A nurse who tried to kill two elderly patients has been struck off by the Nursing and Midwifery Council.
The panel said Salisbury had committed a "terrible crime"
Barbara Salisbury, from Flintshire, was jailed for five years in 2004 for two counts of attempted murder at Leighton Hospital in Crewe, Cheshire.
A professional conduct committee found her guilty of two misconduct counts and removed her name from the register.
The committee, sitting in London ruled that "no lesser sanction would be appropriate" for her crimes.
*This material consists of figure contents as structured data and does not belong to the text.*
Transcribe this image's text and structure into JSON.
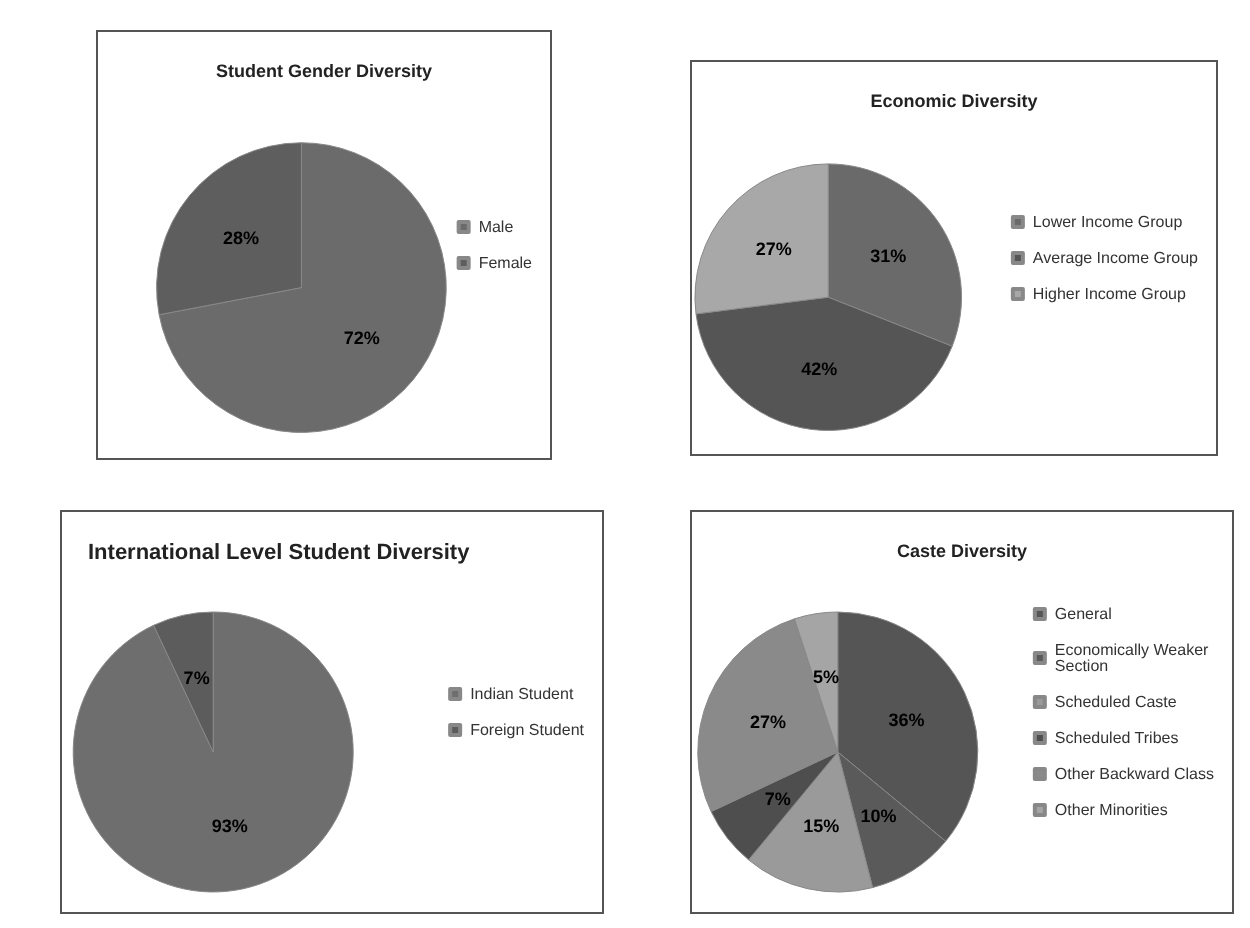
{
  "chart_data": [
    {
      "type": "pie",
      "title": "Student Gender Diversity",
      "categories": [
        "Male",
        "Female"
      ],
      "values": [
        72,
        28
      ],
      "colors": [
        "#6b6b6b",
        "#5e5e5e"
      ],
      "value_labels": [
        "72%",
        "28%"
      ],
      "legend": "right"
    },
    {
      "type": "pie",
      "title": "Economic Diversity",
      "categories": [
        "Lower Income Group",
        "Average Income Group",
        "Higher Income Group"
      ],
      "values": [
        31,
        42,
        27
      ],
      "colors": [
        "#6a6a6a",
        "#555555",
        "#a8a8a8"
      ],
      "value_labels": [
        "31%",
        "42%",
        "27%"
      ],
      "legend": "right"
    },
    {
      "type": "pie",
      "title": "International Level Student Diversity",
      "categories": [
        "Indian Student",
        "Foreign Student"
      ],
      "values": [
        93,
        7
      ],
      "colors": [
        "#6e6e6e",
        "#5c5c5c"
      ],
      "value_labels": [
        "93%",
        "7%"
      ],
      "legend": "right"
    },
    {
      "type": "pie",
      "title": "Caste Diversity",
      "categories": [
        "General",
        "Economically Weaker Section",
        "Scheduled Caste",
        "Scheduled Tribes",
        "Other Backward Class",
        "Other Minorities"
      ],
      "values": [
        36,
        10,
        15,
        7,
        27,
        5
      ],
      "colors": [
        "#555555",
        "#5a5a5a",
        "#9a9a9a",
        "#4e4e4e",
        "#8a8a8a",
        "#a5a5a5"
      ],
      "value_labels": [
        "36%",
        "10%",
        "15%",
        "7%",
        "27%",
        "5%"
      ],
      "legend": "right"
    }
  ]
}
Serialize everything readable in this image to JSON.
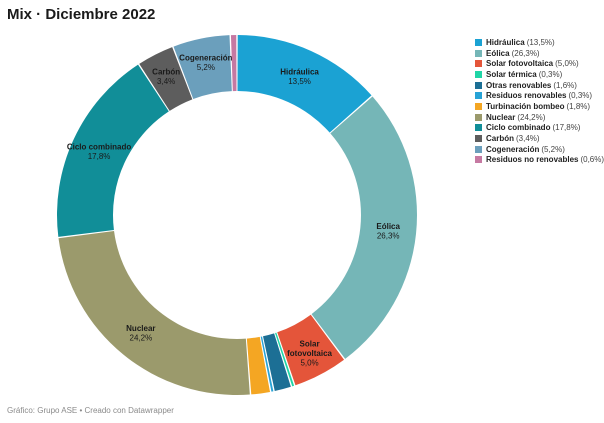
{
  "title": "Mix · Diciembre 2022",
  "footer": "Gráfico: Grupo ASE • Creado con Datawrapper",
  "chart_data": {
    "type": "pie",
    "subtype": "donut",
    "title": "Mix · Diciembre 2022",
    "unit": "%",
    "legend_position": "right",
    "slices": [
      {
        "name": "Hidráulica",
        "value": 13.5,
        "value_label": "13,5%",
        "legend_label": "(13,5%)",
        "color": "#1ba2d3",
        "chart_label": [
          "Hidráulica"
        ],
        "show_label": true
      },
      {
        "name": "Eólica",
        "value": 26.3,
        "value_label": "26,3%",
        "legend_label": "(26,3%)",
        "color": "#75b6b7",
        "chart_label": [
          "Eólica"
        ],
        "show_label": true
      },
      {
        "name": "Solar fotovoltaica",
        "value": 5.0,
        "value_label": "5,0%",
        "legend_label": "(5,0%)",
        "color": "#e4553a",
        "chart_label": [
          "Solar",
          "fotovoltaica"
        ],
        "show_label": true
      },
      {
        "name": "Solar térmica",
        "value": 0.3,
        "value_label": "0,3%",
        "legend_label": "(0,3%)",
        "color": "#20d5a6",
        "chart_label": [
          "Solar térmica"
        ],
        "show_label": false
      },
      {
        "name": "Otras renovables",
        "value": 1.6,
        "value_label": "1,6%",
        "legend_label": "(1,6%)",
        "color": "#1c6f95",
        "chart_label": [
          "Otras renovables"
        ],
        "show_label": false
      },
      {
        "name": "Residuos renovables",
        "value": 0.3,
        "value_label": "0,3%",
        "legend_label": "(0,3%)",
        "color": "#27a3d6",
        "chart_label": [
          "Residuos renovables"
        ],
        "show_label": false
      },
      {
        "name": "Turbinación bombeo",
        "value": 1.8,
        "value_label": "1,8%",
        "legend_label": "(1,8%)",
        "color": "#f4a623",
        "chart_label": [
          "Turbinación bombeo"
        ],
        "show_label": false
      },
      {
        "name": "Nuclear",
        "value": 24.2,
        "value_label": "24,2%",
        "legend_label": "(24,2%)",
        "color": "#9b9a6c",
        "chart_label": [
          "Nuclear"
        ],
        "show_label": true
      },
      {
        "name": "Ciclo combinado",
        "value": 17.8,
        "value_label": "17,8%",
        "legend_label": "(17,8%)",
        "color": "#118e98",
        "chart_label": [
          "Ciclo combinado"
        ],
        "show_label": true
      },
      {
        "name": "Carbón",
        "value": 3.4,
        "value_label": "3,4%",
        "legend_label": "(3,4%)",
        "color": "#5d5d5d",
        "chart_label": [
          "Carbón"
        ],
        "show_label": true
      },
      {
        "name": "Cogeneración",
        "value": 5.2,
        "value_label": "5,2%",
        "legend_label": "(5,2%)",
        "color": "#6b9fbc",
        "chart_label": [
          "Cogeneración"
        ],
        "show_label": true
      },
      {
        "name": "Residuos no renovables",
        "value": 0.6,
        "value_label": "0,6%",
        "legend_label": "(0,6%)",
        "color": "#c679a2",
        "chart_label": [
          "Residuos no renovables"
        ],
        "show_label": false
      }
    ]
  }
}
The panel chairwoman Gill Barker said Salisbury had committed a "terrible crime" when her duty was to protect vulnerable patients.
She added: "The committee has decided to remove the respondent's name from the register with immediate effect.
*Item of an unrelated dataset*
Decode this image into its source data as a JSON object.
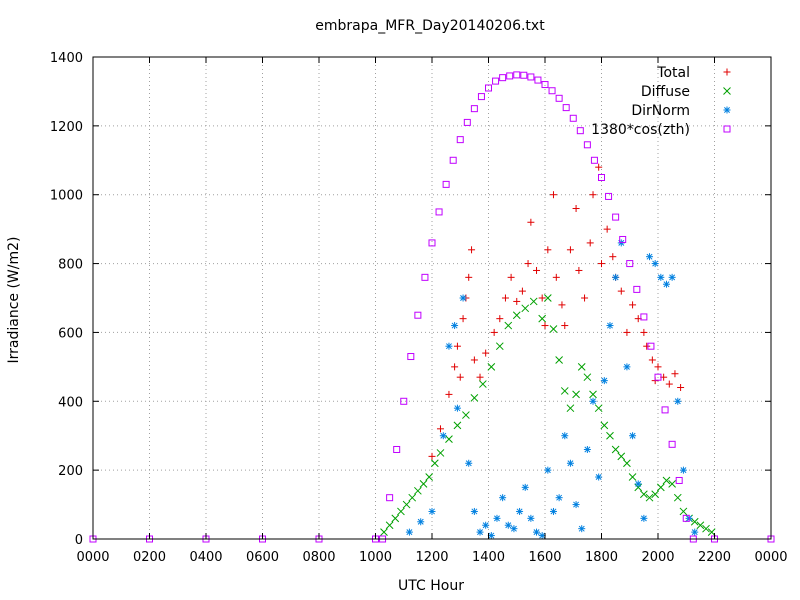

"Our reasons are that attempting to murder two defenceless patients was such a serious crime that no lesser sanction would be appropriate."
Salisbury injected two elderly patients at Leighton Hospital with diamorphine to hasten their deaths and clear beds on her ward, the court was told.
In March 2002 the ward sister gave the drug to 88-year-old May Taylor when she did not need it, the court found.
Only weeks earlier, she gave 92-year-old Frank Owen, who had dementia, diamorphine for which the court found there was "no justification at all".
She also told two junior hospital staff to lie Mr Owen down flat so his lungs would fill up and he would die.
David Glendinning for the Nursing and Midwifery Council read into the record the comments of Mr Justice Pitchford at the 2004 trial.
He told Chester Crown Court: "Your duty and your trust was one of care towards your patients and under the direction of the doctors the respect for and the preservation of human life.
"The jury has found that in the case of two elderly patients who were nearing their end you broke that duty and abused that trust by attempting to hasten their deaths."
Salisbury, who was originally from from Pontybodkin, was not present at Tuesday's misconduct hearing and was not represented.